Sun. Sep 25th, 2022

Not to be confused with Kristiansand at the southern tip of Norway, Kristiansund is a much smaller town along Norway’s lengthy western coastline.

Built on several islands and surrounded by water on all sides, Kristiansund is a waypoint for tourists driving towards the Atlantic Road but is worthy of a longer stay for those interested in coastal culture.

Island hopping on Sundbåten

Given its location on several islands, getting around Kristiansund without a car would be tiresome. Since 1876, the small passenger ferry service Sundbåten has shuttled locals and visitors between the islands.

It claims to be one of the world’s oldest public transit systems. The service has changed many times over the years, but at present it’s totally free and runs throughout the day on weekdays and Saturdays.

This means it’s also a great choice for a quick tour of the city on the water. A return trip from the main stop on Kirkelandet takes less than 20 minutes.

Fishing and shipbuilding museums

It’s impossible to escape Kristiansund’s links with the ocean. Most sculptures around the town nod towards fishing or shipping in some way, so it’s no surprise that the town’s museums chronicle this aspect of coastal life.

Kristiansund is famous for clipfish, split and salted cod traditionally dried on rocks by the sea. Built by a Scotsman in 1749, a former fishing warehouse once home to 150 workers is now the Norwegian Clipfish Museum.

The smell of the former fish production is still very much present inside the museum, which is only open during the summer season.
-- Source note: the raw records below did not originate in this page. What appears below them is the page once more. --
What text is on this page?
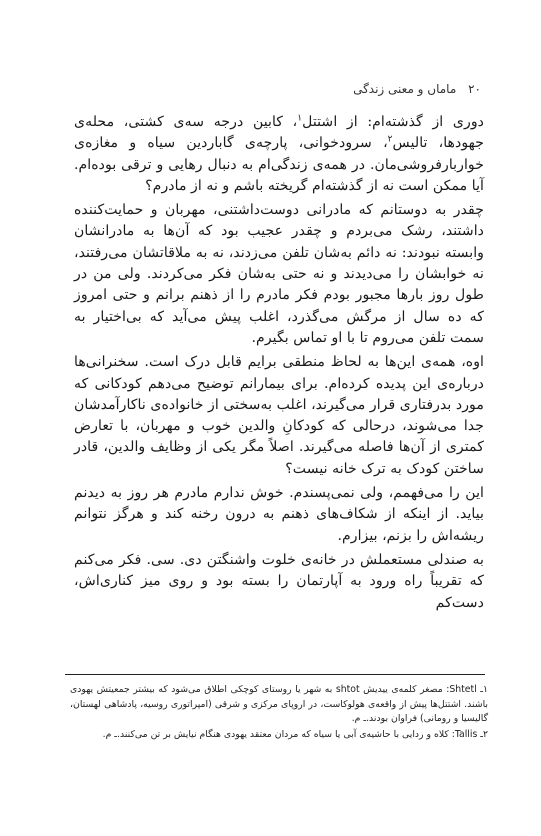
۲۰ ماماں و معنی زندگی

دوری از گذشته‌ام: از اشتتل$^۱$، کابین درجه سه‌ی کشتی، محله‌ی جهودها، تالیس$^۲$، سرودخوانی، پارچه‌ی گاباردین سیاه و مغازه‌ی خواربارفروشی‌مان. در همه‌ی زندگی‌ام به دنبال رهایی و ترقی بوده‌ام. آیا ممکن است نه از گذشته‌ام گریخته باشم و نه از مادرم؟

چقدر به دوستانم که مادرانی دوست‌داشتنی، مهربان و حمایت‌کننده داشتند، رشک می‌بردم و چقدر عجیب بود که آن‌ها به مادرانشان وابسته نبودند: نه دائم به‌شان تلفن می‌زدند، نه به ملاقاتشان می‌رفتند، نه خوابشان را می‌دیدند و نه حتی به‌شان فکر می‌کردند. ولی من در طول روز بارها مجبور بودم فکر مادرم را از ذهنم برانم و حتی امروز که ده سال از مرگش می‌گذرد، اغلب پیش می‌آید که بی‌اختیار به سمت تلفن می‌روم تا با او تماس بگیرم.

اوه، همه‌ی این‌ها به لحاظ منطقی برایم قابل درک است. سخنرانی‌ها درباره‌ی این پدیده کرده‌ام. برای بیمارانم توضیح می‌دهم کودکانی که مورد بدرفتاری قرار می‌گیرند، اغلب به‌سختی از خانواده‌ی ناکارآمدشان جدا می‌شوند، درحالی که کودکانِ والدین خوب و مهربان، با تعارض کمتری از آن‌ها فاصله می‌گیرند. اصلاً مگر یکی از وظایف والدین، قادر ساختن کودک به ترک خانه نیست؟

این را می‌فهمم، ولی نمی‌پسندم. خوش ندارم مادرم هر روز به دیدنم بیاید. از اینکه از شکاف‌های ذهنم به درون رخنه کند و هرگز نتوانم ریشه‌اش را بزنم، بیزارم.

به صندلی مستعملش در خانه‌ی خلوت واشنگتن دی. سی. فکر می‌کنم که تقریباً راه ورود به آپارتمان را بسته بود و روی میز کناری‌اش، دست‌کم

۱ـ Shtetl: مصغر کلمه‌ی ییدیش shtot به شهر یا روستای کوچکی اطلاق می‌شود که بیشتر جمعیتش یهودی باشند. اشتتل‌ها پیش از واقعه‌ی هولوکاست، در اروپای مرکزی و شرقی (امپراتوری روسیه، پادشاهی لهستان، گالیسیا و رومانی) فراوان بودند.ـ م.

۲ـ Tallis: کلاه و ردایی با حاشیه‌ی آبی یا سیاه که مردان معتقد یهودی هنگام نیایش بر تن می‌کنند.ـ م.
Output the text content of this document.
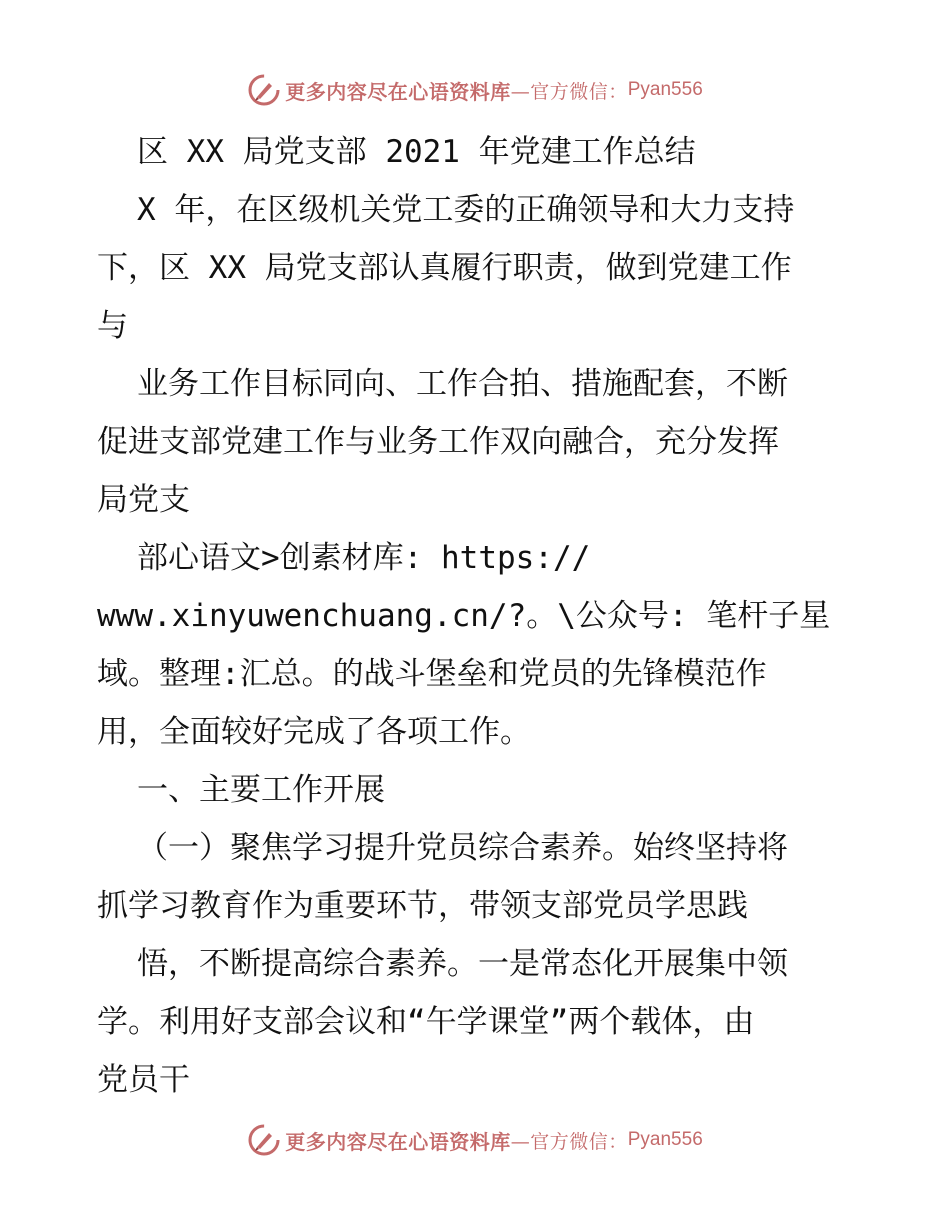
更多内容尽在心语资料库 —官方微信： Pyan556
区 XX 局党支部 2021 年党建工作总结
X 年，在区级机关党工委的正确领导和大力支持
下，区 XX 局党支部认真履行职责，做到党建工作
与
业务工作目标同向、工作合拍、措施配套，不断
促进支部党建工作与业务工作双向融合，充分发挥
局党支
部心语文>创素材库: https://
www.xinyuwenchuang.cn/?。\公众号: 笔杆子星
域。整理:汇总。的战斗堡垒和党员的先锋模范作
用，全面较好完成了各项工作。
一、主要工作开展
（一）聚焦学习提升党员综合素养。始终坚持将
抓学习教育作为重要环节，带领支部党员学思践
悟，不断提高综合素养。一是常态化开展集中领
学。利用好支部会议和“午学课堂”两个载体，由
党员干
更多内容尽在心语资料库 —官方微信： Pyan556
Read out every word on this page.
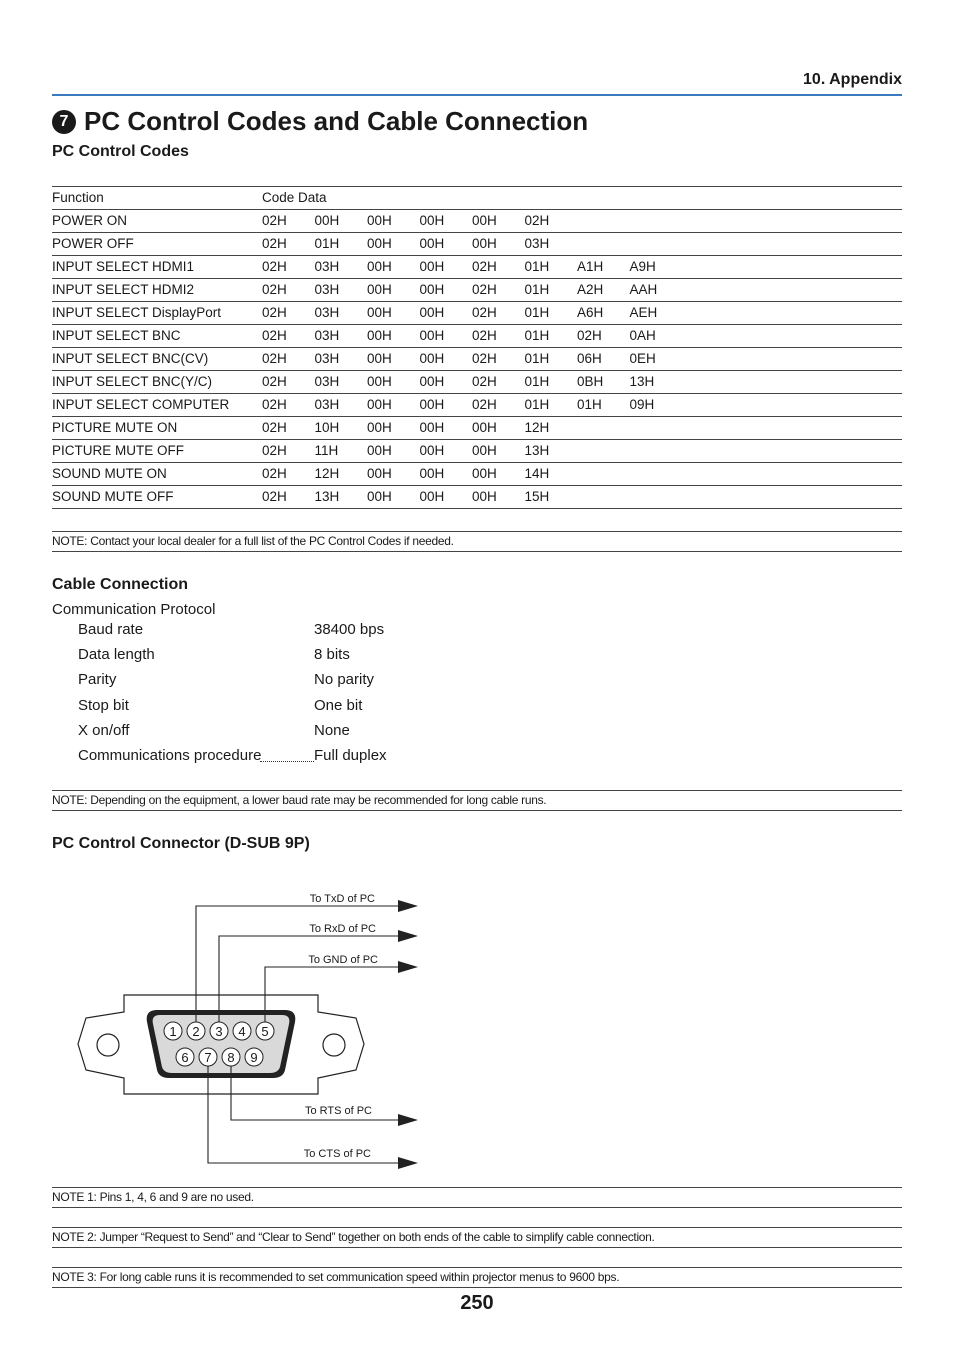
10. Appendix
7 PC Control Codes and Cable Connection
PC Control Codes
Function	Code Data								
POWER ON	02H	00H	00H	00H	00H	02H			
POWER OFF	02H	01H	00H	00H	00H	03H			
INPUT SELECT HDMI1	02H	03H	00H	00H	02H	01H	A1H	A9H	
INPUT SELECT HDMI2	02H	03H	00H	00H	02H	01H	A2H	AAH	
INPUT SELECT DisplayPort	02H	03H	00H	00H	02H	01H	A6H	AEH	
INPUT SELECT BNC	02H	03H	00H	00H	02H	01H	02H	0AH	
INPUT SELECT BNC(CV)	02H	03H	00H	00H	02H	01H	06H	0EH	
INPUT SELECT BNC(Y/C)	02H	03H	00H	00H	02H	01H	0BH	13H	
INPUT SELECT COMPUTER	02H	03H	00H	00H	02H	01H	01H	09H	
PICTURE MUTE ON	02H	10H	00H	00H	00H	12H			
PICTURE MUTE OFF	02H	11H	00H	00H	00H	13H			
SOUND MUTE ON	02H	12H	00H	00H	00H	14H			
SOUND MUTE OFF	02H	13H	00H	00H	00H	15H			
NOTE: Contact your local dealer for a full list of the PC Control Codes if needed.
Cable Connection
Communication Protocol
Baud rate	38400 bps
Data length	8 bits
Parity	No parity
Stop bit	One bit
X on/off	None
Communications procedure	Full duplex
NOTE: Depending on the equipment, a lower baud rate may be recommended for long cable runs.
PC Control Connector (D-SUB 9P)
1 2 3 4 5
6 7 8 9
To TxD of PC
To RxD of PC
To GND of PC
To RTS of PC
To CTS of PC
NOTE 1: Pins 1, 4, 6 and 9 are no used.
NOTE 2: Jumper “Request to Send” and “Clear to Send” together on both ends of the cable to simplify cable connection.
NOTE 3: For long cable runs it is recommended to set communication speed within projector menus to 9600 bps.
250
Across the bay, Mellemværftet is a shipyard turned shipbuilding museum.

Varden watchtower

It’s only 255 feet above sea level, yet the former watchtower Varden provides a fantastic panoramic view of the city, mountains and surrounding islands.

The tower is a popular spot with local hikers and dog-walkers and is free to enter, open year-round. Only a 25-minute walk from downtown, Varden is a terrific spot to get a great perspective on the coastal environment of Kristiansund.

A surprise to many visitors from outside the town is the wonderful range of artwork and historic photographs inside. From the top, maps outline the mountains you can see through each window while free binoculars let you take a closer look.

Ferry to Grip

More than seven miles out to sea, the island of Grip was once a thriving fishing community home to more than 100 people. Today, there are no permanent inhabitants but the island remains a popular tourist destination with overnight stays possible.

Highlights include Grip lighthouse—the second tallest lighthouse in Norway—and a fantastic example of a Norwegian stave church. Dating from the 15th century, it’s believed to be the only building that has survived throughout its life on this exposed island.

The only realistic way for tourists to get to Grip is via the 3.5-hour roundtrip Gripruta tour, which includes entry to the stave church and a local guide.

Where to eat and drink

Fish unsurprisingly dominates the restaurant scene in Kristiansund. Smia, Bryggekanten and Kranaskjæret are all popualar choices but none are especially cheap.

For an authentic local meal that won’t smash your budget, the fish and chips (known locally as fishan) from the semi-permanent food truck Svensson Chips is hard to beat for value.

If fish isn’t your thing, Cinammon next to the Scandic Hotel offers fantastic Indian food with modern touches. Order online to takeout and enjoy back at your hotel if you prefer.